The U.S. military’s presence in Iraq has shrunk considerably from 20,000 a decade ago, the senior defense official said, as the Iraqis have shown the ability to lead efforts against ISIS.

The official also confirmed that U.S. troops are in the process of leaving Al-Asad Air Base in western Iraq, which Iran attacked with ballistic missiles in January 2020 after a U.S. airstrike killed Iranian Maj. Gen. Qasem Soleimani, head of the Islamic Revolutionary Guard Corps at the time, and Abu Mahdi al-Muhandis, the commander of Kata’ib Hezbollah, an Iranian-backed militia. The base will eventually be handed back to the Iraqi government.

Though reports of troop movements have circulated since August, the Pentagon announcement is the first acknowledgement by defense officials of the changes. 

In August, the U.S. began moving equipment and troops out of the Al-Asad Air Base and the Victory Base Complex in Baghdad, according to multiple reports from the region. When Task & Purpose contacted the Pentagon about these reports in August and September, the department said only that it “continues to review and, as appropriate, adjust its force posture in Iraq.”

A similar reduction appears to be underway in Syria, where American troops have reportedly handed over some bases and outposts to local partners. The senior defense official said that no U.S. troops have been withdrawn from Syria in the past five months.

U.S. and coalition forces have been based in Iraq since 2014 as part of an ongoing fight against ISIS militants. Iraqi bases have been staging grounds for operations in western Iraq and inside Syria, where the U.S. is also reducing its footprint. ISIS’s last stronghold fell in 2019, but coalition troops and local partners — including Iraqi security forces and the Kurdish-led Syrian Democratic Forces — have continued to hunt for the remnants over the last six years. 

Iraqi Prime Minister Mohammed Shia al-Sudani said that Iraqi and American envoys will meet by the end of the year for additional discussions on the withdrawal, according to the Associated Press. American officials, including new U.S. Central Command head Adm.
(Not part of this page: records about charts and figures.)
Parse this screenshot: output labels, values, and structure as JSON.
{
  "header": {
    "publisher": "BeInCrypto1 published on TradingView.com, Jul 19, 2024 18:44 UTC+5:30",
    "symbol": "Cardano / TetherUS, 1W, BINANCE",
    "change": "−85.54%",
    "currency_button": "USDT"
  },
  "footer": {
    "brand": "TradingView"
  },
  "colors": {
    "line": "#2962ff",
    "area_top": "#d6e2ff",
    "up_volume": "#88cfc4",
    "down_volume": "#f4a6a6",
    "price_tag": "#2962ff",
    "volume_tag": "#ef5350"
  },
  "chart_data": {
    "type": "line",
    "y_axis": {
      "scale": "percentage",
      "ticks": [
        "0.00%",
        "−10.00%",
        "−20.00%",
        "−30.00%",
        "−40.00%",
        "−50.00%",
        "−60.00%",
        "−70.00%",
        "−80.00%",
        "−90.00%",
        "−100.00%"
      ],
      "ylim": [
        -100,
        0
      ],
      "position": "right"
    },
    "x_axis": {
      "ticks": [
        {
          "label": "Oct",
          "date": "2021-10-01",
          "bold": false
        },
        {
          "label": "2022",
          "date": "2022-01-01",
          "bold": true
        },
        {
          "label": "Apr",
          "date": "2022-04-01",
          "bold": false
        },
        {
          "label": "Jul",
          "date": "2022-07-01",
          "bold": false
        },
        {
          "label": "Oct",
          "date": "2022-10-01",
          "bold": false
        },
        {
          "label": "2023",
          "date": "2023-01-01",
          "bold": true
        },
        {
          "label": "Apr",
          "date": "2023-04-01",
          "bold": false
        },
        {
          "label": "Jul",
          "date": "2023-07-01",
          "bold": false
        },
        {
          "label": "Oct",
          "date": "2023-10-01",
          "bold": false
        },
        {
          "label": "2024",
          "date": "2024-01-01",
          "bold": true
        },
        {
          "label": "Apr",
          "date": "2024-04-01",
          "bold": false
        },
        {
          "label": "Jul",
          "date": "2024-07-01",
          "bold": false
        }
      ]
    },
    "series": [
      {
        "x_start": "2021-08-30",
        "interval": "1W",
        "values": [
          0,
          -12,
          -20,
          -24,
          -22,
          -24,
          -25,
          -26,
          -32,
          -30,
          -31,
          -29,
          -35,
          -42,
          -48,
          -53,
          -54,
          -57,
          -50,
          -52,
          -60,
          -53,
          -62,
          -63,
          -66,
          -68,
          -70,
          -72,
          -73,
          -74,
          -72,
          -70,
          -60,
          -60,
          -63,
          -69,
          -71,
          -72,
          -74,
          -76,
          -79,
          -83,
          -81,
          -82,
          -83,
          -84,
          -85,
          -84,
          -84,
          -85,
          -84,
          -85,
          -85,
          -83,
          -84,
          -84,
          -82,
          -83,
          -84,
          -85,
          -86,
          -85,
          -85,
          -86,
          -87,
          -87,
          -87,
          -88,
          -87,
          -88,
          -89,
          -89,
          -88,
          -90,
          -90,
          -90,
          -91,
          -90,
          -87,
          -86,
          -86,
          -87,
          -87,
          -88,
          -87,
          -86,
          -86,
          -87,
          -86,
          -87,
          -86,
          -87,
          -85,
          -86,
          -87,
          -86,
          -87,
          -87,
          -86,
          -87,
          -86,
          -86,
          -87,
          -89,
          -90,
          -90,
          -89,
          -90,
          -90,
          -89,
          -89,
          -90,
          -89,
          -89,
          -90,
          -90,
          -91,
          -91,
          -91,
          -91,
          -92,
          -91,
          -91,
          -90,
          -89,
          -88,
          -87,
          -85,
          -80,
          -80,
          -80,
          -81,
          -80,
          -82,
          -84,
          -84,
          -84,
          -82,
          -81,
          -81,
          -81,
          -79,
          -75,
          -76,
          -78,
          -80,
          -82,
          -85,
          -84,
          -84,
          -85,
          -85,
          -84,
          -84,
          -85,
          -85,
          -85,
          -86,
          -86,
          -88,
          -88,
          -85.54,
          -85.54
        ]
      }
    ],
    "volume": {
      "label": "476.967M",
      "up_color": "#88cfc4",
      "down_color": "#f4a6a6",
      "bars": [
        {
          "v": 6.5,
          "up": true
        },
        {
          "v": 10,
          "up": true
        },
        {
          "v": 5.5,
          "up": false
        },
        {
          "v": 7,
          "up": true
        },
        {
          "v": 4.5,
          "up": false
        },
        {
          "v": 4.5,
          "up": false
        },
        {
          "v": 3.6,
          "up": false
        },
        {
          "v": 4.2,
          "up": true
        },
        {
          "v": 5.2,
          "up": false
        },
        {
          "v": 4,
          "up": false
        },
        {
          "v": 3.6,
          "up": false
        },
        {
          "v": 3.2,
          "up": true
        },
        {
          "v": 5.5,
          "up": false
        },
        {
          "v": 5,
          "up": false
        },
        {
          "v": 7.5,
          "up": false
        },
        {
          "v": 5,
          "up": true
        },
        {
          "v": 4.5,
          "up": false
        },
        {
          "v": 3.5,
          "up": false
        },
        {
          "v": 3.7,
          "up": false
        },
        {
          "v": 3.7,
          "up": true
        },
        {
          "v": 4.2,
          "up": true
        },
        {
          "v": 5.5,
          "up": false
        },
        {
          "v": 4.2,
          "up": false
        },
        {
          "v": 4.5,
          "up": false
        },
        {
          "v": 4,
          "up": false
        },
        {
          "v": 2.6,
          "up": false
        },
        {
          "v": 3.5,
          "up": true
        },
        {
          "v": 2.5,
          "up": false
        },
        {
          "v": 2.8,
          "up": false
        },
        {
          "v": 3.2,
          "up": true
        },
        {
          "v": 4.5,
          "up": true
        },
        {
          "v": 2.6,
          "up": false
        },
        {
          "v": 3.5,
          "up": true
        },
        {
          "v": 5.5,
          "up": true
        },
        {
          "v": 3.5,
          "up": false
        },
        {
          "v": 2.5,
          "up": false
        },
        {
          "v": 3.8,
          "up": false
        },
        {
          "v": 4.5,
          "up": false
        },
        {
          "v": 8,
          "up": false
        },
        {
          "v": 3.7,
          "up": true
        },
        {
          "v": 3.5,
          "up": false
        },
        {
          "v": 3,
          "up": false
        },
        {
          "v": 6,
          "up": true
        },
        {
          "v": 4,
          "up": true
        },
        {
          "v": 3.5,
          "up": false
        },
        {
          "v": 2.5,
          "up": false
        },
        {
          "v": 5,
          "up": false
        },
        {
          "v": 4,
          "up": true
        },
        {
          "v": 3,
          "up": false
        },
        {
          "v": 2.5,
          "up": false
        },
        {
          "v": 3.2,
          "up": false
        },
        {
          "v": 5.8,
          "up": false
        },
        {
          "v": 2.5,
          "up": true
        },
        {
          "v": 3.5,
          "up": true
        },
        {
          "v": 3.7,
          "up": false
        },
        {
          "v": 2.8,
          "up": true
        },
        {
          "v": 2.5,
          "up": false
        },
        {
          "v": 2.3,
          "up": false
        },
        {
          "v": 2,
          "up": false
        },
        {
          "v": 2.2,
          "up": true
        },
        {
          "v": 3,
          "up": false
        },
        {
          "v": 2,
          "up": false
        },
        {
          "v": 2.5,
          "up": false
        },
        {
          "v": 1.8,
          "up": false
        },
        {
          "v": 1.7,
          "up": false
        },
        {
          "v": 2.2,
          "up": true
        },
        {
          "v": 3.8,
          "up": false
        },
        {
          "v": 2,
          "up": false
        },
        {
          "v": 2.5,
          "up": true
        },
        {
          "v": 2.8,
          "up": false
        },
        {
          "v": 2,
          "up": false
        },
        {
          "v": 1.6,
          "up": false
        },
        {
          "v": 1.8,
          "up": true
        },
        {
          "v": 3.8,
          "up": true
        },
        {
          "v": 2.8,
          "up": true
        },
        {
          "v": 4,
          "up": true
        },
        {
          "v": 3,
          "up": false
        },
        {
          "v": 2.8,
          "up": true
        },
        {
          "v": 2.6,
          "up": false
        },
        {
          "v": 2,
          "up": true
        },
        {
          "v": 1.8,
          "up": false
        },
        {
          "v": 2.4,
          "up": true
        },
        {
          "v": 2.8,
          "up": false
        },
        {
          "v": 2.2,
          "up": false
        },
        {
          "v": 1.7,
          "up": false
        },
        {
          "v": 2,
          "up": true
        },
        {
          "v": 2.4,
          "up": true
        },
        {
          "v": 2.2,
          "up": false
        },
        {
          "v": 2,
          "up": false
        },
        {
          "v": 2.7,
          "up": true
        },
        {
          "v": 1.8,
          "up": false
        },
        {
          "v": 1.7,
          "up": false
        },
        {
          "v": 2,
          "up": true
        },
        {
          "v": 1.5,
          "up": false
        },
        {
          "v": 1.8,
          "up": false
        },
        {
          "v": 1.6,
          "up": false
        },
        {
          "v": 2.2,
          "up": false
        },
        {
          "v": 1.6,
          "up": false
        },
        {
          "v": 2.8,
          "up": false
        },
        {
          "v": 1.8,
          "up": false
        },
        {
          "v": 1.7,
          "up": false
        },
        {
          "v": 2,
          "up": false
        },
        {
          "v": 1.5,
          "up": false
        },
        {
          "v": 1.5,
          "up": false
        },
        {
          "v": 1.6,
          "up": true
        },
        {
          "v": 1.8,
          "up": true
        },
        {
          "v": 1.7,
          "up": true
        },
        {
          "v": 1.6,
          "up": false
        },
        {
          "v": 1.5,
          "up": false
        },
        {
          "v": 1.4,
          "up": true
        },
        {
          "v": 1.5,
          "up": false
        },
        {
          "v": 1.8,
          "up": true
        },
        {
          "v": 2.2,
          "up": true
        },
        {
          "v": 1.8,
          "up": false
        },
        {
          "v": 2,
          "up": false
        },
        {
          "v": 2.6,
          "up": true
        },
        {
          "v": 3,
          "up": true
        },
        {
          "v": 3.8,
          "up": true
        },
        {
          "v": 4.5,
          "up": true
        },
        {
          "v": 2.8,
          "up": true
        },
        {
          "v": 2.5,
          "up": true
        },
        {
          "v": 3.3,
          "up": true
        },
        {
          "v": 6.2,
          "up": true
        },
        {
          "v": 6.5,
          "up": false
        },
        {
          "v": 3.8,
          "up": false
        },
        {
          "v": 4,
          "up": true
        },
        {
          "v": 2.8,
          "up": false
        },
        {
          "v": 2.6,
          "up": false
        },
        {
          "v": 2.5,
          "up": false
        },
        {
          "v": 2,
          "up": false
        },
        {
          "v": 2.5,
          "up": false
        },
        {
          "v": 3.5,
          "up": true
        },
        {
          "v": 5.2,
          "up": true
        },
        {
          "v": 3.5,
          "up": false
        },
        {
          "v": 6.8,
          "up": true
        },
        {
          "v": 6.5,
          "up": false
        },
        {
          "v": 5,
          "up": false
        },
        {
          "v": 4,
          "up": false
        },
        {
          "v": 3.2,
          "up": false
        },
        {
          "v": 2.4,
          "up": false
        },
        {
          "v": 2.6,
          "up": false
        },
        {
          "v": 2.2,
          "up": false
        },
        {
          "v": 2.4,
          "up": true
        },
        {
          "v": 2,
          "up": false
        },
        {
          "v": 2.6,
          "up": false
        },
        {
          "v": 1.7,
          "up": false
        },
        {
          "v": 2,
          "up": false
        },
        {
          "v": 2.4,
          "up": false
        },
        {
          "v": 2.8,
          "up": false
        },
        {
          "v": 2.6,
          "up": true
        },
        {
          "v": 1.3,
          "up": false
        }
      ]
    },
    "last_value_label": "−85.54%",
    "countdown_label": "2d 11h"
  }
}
Brad Cooper, recently met with new Syrian President Ahmed al-Sharaa in Damascus for security discussions.

Despite the drawdown in both countries over recent months, U.S. forces based in Iraq and Syria remain busy. U.S. Central Command announced in March that a U.S. airstrike had killed ISIS’s chief of global operations in western Iraq. U.S. troops also conducted operations against ISIS in Syria in July and August.